Das Traditionsgeschäft Schreibmayr schließt – seine Geschichte zeigt, wie Krisen auf Unternehmen wirken.
Seit 1826 steht der Name Schreibmayr in München für Schreibkultur. Nach der beinahe 200 Jahre währenden Firmengeschichte ist Ende des Monats Schluss für das Traditionsgeschäft – Corona und die Kapriolen des Münchner Mietmarkts haben das Aus besiegelt. 1826 gründete der Galanterie- und Futteralarbeiter Johann Nepomuk Schreibmayr die Firma – seitdem gehörten große und kleine Krisen zur Unternehmensgeschichte.
„Mit Wehmut lese ich in meiner Zeitung über das Ende des ,Schreibmayrs‘ , dabei fliegen meine Gedanken zurück in die Vergangenheit meiner Familiengeschichte, die 68 Jahre mit der Geschichte des ,Schreibmayrs‘ eng verbunden war“, sagt Dr.

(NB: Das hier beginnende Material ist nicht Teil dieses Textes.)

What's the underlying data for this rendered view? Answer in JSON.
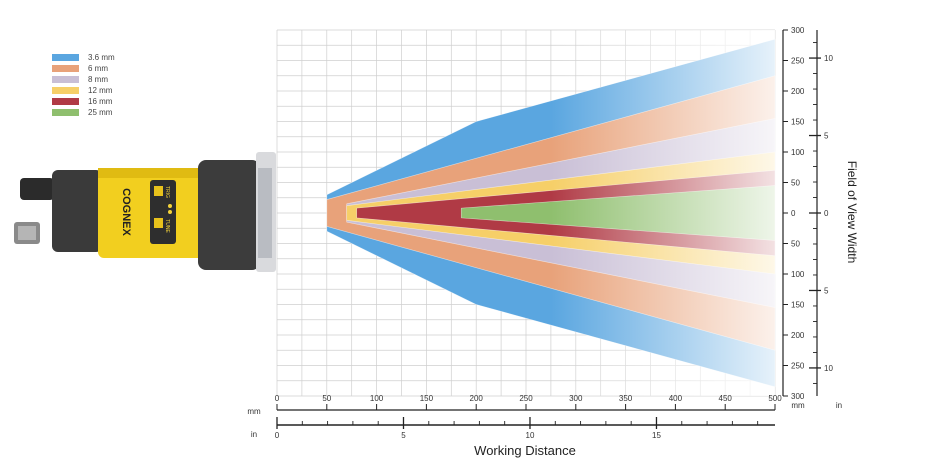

Beatrice Bischof, deren Großvater das Traditionsgeschäft nach dem Zweiten Weltkrieg wieder aufgebaut hat und ihm sein Gesicht der Neuzeit gab. „Der Schreibmayr war das Lieblingskind meines Großvaters“, erinnert sich Bischof.
Der kam 1928 zum Schreibmayr – ebenfalls eine Krisenzeit. Der Schreibmayr war ein Opfer der Inflation und der wirtschaftlichen Verhältnisse in den 1920er-Jahren. Beatrice Bischofs Großvater, Franz Bischof, und dessen Schwager Wilhelm Treuleben hatten nach dem Ersten Weltkrieg in den Hinterhöfen der Münchner Brauereien in der Kirchenstraße die Kalender- und Lederwaren-Fabrik TeBe gegründet. Der Zukauf des Schreibmayr im Jahr 1928 war für die Fabrikanten die Gelegenheit, den Unternehmensverband zu erweitern, der unmittelbare Kundenkontakt sollte bei der Gestaltung neuer Kollektionen helfen.
Es folgte die Weltwirtschaftskrise, die Machtergreifung der Nationalsozialisten und letztlich die Zerstörung des Ladengeschäfts in der Theatinerstraße in der Bombennacht vom 23. auf den 24. April 1944. „Unmittelbar nach dem Angriff versuchte mein Großvater noch zu retten, was zu retten war“, erinnert sich Bischof. Vorsorglich hatte der Unternehmer Ausweichlager in Dachau, am Tegernsee und in den Kellerräumen der TeBe-Fabrik angelegt – und er mietete einen kleinen Laden in der Residenzstraße 16 an.
Im Juli bezog der Schreibmayr seine neuen Verkaufsräume in der Theatinerstraße 9, im Haus der Hypo-Bank. „Mein Großvater sah die Residenzstraße nicht als sein Absatzgebiet“, sagt Bischof. Damit schloss sich ein Kreis: „Der Schreibmayr stand nun wieder an der gleichen Stelle, an der der Sohn des Gründers, der Magistratsrat Ludwig Schreibmayr, das erste Ladengeschäft eröffnet hatte“, sagt Bischof.
Der Umzug kurz nach der Währungsreform war ein Wagnis, das sich auszahlte. „Mein Großvater hatte seine Lebensaufgabe wieder“, erinnert sich Bischof. Und mit dem Eintritt der Junioren
Beatrice Bischofs Vater Fritz Bischof und dessen Vetter, wurde der Schreibmayr 1953 erweitert, eine leistungsfähige Druckerei aufgebaut. 1961 erweiterte Fritz Bischof den Betrieb erneut, im Wirtschaftswunderland wurde der Schreibmayr zum weltweit größten Abnehmer von Montblanc-Füllfederhaltern.
Die kommenden Jahrzehnte zeigten dennoch, wie sehr die Wirtschaft einem stetigen Wandel unterliegt: Die Fachhändler wurden mit dem „Problem Kaufhaus“ konfrontiert – so wie heute die Kaufhäuser unter dem Onlinehandel ächzen. Automatisierung und Computerisierung trieben die Kosten, die steigenden Mieten in München ebenso. Als der Hypo- Komplex 1996 umgebaut wurde, kam das Thema Standortsicherheit hinzu, reifte der Entschluss zum Verkauf des Schreibmayrs an die Kaut-Bullinger-Holding – „unter Erhalt der Arbeitsplätze und des guten Firmennamens“, so Bischof.
Jetzt werfen die Nachfolger in der Corona-Krise das Handtuch. Immerhin kommen sie ohne Entlassungen aus die Mitarbeiter kommen allesamt im Kaut-Bullinger-Haupthaus unter.